As the warmth of spring sets in and moves into summer, the more than 170 farmers markets across the state are beginning to reopen and offer their wide variety of fresh, affordable, convenient and healthy products.
Farmers markets are a great asset to the communities that have them. By giving local producers a place to directly market their goods and bringing business to sometimes struggling town centers, farmers markets make an estimated $31.5 million impact on the Iowa economy. Whether you are looking for fresh fruits and vegetable, delicious baked goods, locally raised meat products, flowers, crafts, homemade jams, or any number of other products, you are encouraged to take the time to visit your local farmers market this season.
Iowa has over 170 farmers markets
You'll be in good company if you do. Over 135,000 Iowans shop regularly at their local farmers market during the typical 22 week market season, and Iowans are lucky to have a lot of options. With more than 170 markets, Iowa has the third most number of markets nationally and the most per capita.

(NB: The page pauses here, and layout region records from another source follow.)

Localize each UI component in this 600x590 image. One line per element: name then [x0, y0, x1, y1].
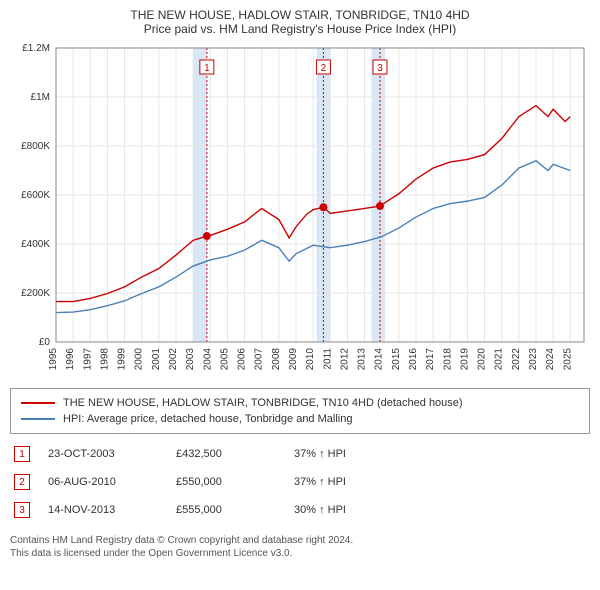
svg-text:2015: 2015 [391, 348, 402, 371]
chart-container: THE NEW HOUSE, HADLOW STAIR, TONBRIDGE, … [0, 0, 600, 564]
marker-badge: 2 [14, 474, 30, 490]
svg-text:1995: 1995 [48, 348, 59, 371]
chart-subtitle: Price paid vs. HM Land Registry's House … [10, 22, 590, 36]
svg-text:3: 3 [377, 63, 383, 74]
marker-price: £432,500 [176, 448, 276, 460]
svg-text:2001: 2001 [151, 348, 162, 371]
marker-date: 06-AUG-2010 [48, 476, 158, 488]
svg-text:2010: 2010 [305, 348, 316, 371]
chart-area: £0 £200K £400K £600K £800K £1M £1.2M 1995 1996 19… [10, 42, 590, 382]
footer-line: This data is licensed under the Open Gov… [10, 547, 590, 560]
svg-text:£0: £0 [39, 337, 51, 348]
svg-text:£200K: £200K [21, 288, 50, 299]
legend: THE NEW HOUSE, HADLOW STAIR, TONBRIDGE, … [10, 388, 590, 434]
svg-text:1996: 1996 [65, 348, 76, 371]
marker-pct: 30% ↑ HPI [294, 504, 394, 516]
legend-swatch [21, 418, 55, 420]
chart-title: THE NEW HOUSE, HADLOW STAIR, TONBRIDGE, … [10, 8, 590, 22]
svg-text:2014: 2014 [374, 348, 385, 371]
footer-line: Contains HM Land Registry data © Crown c… [10, 534, 590, 547]
svg-text:2007: 2007 [254, 348, 265, 371]
svg-text:2002: 2002 [168, 348, 179, 371]
svg-text:£600K: £600K [21, 190, 50, 201]
marker-pct: 37% ↑ HPI [294, 476, 394, 488]
svg-text:2013: 2013 [357, 348, 368, 371]
marker-date: 23-OCT-2003 [48, 448, 158, 460]
svg-text:2006: 2006 [237, 348, 248, 371]
title-block: THE NEW HOUSE, HADLOW STAIR, TONBRIDGE, … [10, 8, 590, 36]
svg-text:2019: 2019 [459, 348, 470, 371]
marker-price: £550,000 [176, 476, 276, 488]
svg-text:2009: 2009 [288, 348, 299, 371]
svg-text:2025: 2025 [562, 348, 573, 371]
svg-text:£400K: £400K [21, 239, 50, 250]
svg-text:2011: 2011 [322, 348, 333, 370]
svg-text:2020: 2020 [477, 348, 488, 371]
svg-text:2017: 2017 [425, 348, 436, 371]
footer: Contains HM Land Registry data © Crown c… [10, 534, 590, 560]
svg-text:2003: 2003 [185, 348, 196, 371]
svg-text:2021: 2021 [494, 348, 505, 371]
line-chart: £0 £200K £400K £600K £800K £1M £1.2M 1995 1996 19… [10, 42, 590, 382]
marker-price: £555,000 [176, 504, 276, 516]
legend-item: THE NEW HOUSE, HADLOW STAIR, TONBRIDGE, … [21, 395, 579, 411]
legend-swatch [21, 402, 55, 404]
svg-text:1: 1 [204, 63, 210, 74]
svg-text:2012: 2012 [339, 348, 350, 371]
marker-date: 14-NOV-2013 [48, 504, 158, 516]
legend-label: THE NEW HOUSE, HADLOW STAIR, TONBRIDGE, … [63, 397, 463, 409]
marker-badge: 1 [14, 446, 30, 462]
svg-text:2004: 2004 [202, 348, 213, 371]
marker-row: 3 14-NOV-2013 £555,000 30% ↑ HPI [10, 498, 590, 526]
legend-item: HPI: Average price, detached house, Tonb… [21, 411, 579, 427]
svg-text:1998: 1998 [99, 348, 110, 371]
svg-text:2018: 2018 [442, 348, 453, 371]
legend-label: HPI: Average price, detached house, Tonb… [63, 413, 352, 425]
svg-text:2023: 2023 [528, 348, 539, 371]
svg-text:2022: 2022 [511, 348, 522, 371]
svg-text:£1M: £1M [31, 92, 50, 103]
svg-text:1999: 1999 [117, 348, 128, 371]
marker-badge: 3 [14, 502, 30, 518]
svg-text:2024: 2024 [545, 348, 556, 371]
svg-text:2000: 2000 [134, 348, 145, 371]
svg-text:2005: 2005 [219, 348, 230, 371]
svg-text:£1.2M: £1.2M [22, 43, 50, 54]
svg-text:2008: 2008 [271, 348, 282, 371]
marker-row: 2 06-AUG-2010 £550,000 37% ↑ HPI [10, 470, 590, 498]
marker-pct: 37% ↑ HPI [294, 448, 394, 460]
svg-text:2: 2 [321, 63, 327, 74]
marker-row: 1 23-OCT-2003 £432,500 37% ↑ HPI [10, 442, 590, 470]
svg-text:1997: 1997 [82, 348, 93, 371]
svg-text:2016: 2016 [408, 348, 419, 371]
svg-text:£800K: £800K [21, 141, 50, 152]
marker-table: 1 23-OCT-2003 £432,500 37% ↑ HPI 2 06-AU… [10, 442, 590, 526]
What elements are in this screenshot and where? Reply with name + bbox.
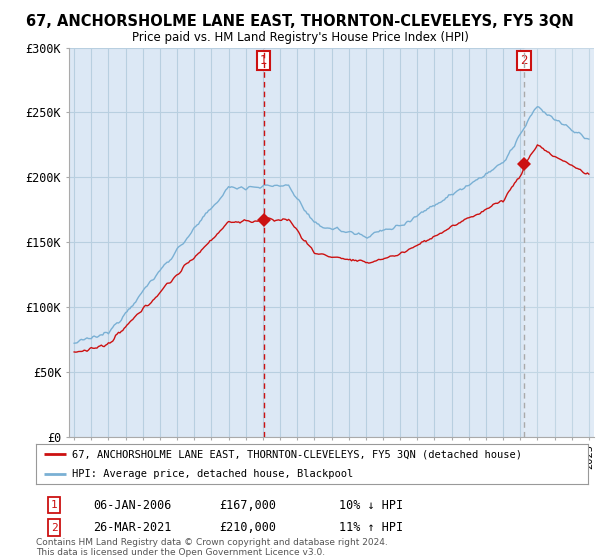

As a result, whether you are in downtown Des Moines where the state's largest farmers market is located, or Waukon in the northeast corner of Iowa or in Page County in southwest Iowa, you are never too far away from the fresh produce and delicious local delicacies of a farmers market.
To find the market closest to you, visit the Iowa Department of Agriculture's website, which has a full directory of the markets found across the state. You can search by city or county or look at the complete directory. To find the directory, simply go to www.agriculture.state.ia.us and click on the "Farmers Market" link on the left side of the page.
Iowa Ag Department offers help
The Iowa Department of Agriculture and Land Stewardship, through the Horticulture and Farmers' Market Bureau, is responsible for programs designed to assist Iowans in the marketing and promotion of horticultural products, which includes farmers markets. IDALS has programs that can help communities create new markets and help promote the farmers markets already in existence.
The department also oversees the Senior Farmers Market Nutrition Program, which makes checks available to low-income seniors to help them in the purchasing of fruits and vegetables available at the farmers markets across the state. Unfortunately, seniors often don't get the number and variety of fruit and vegetable servings recommended by nutrition experts and this program is designed to help correct that problem.
Seniors can sign up to receive $28 in checks through the program by contacting their local Area Agency on Aging, which can be found at www.state.ia.us/elderaffairs/aaa/index.html. To qualify, the senior's income must be less that $18,889 if single or $25,327 if married.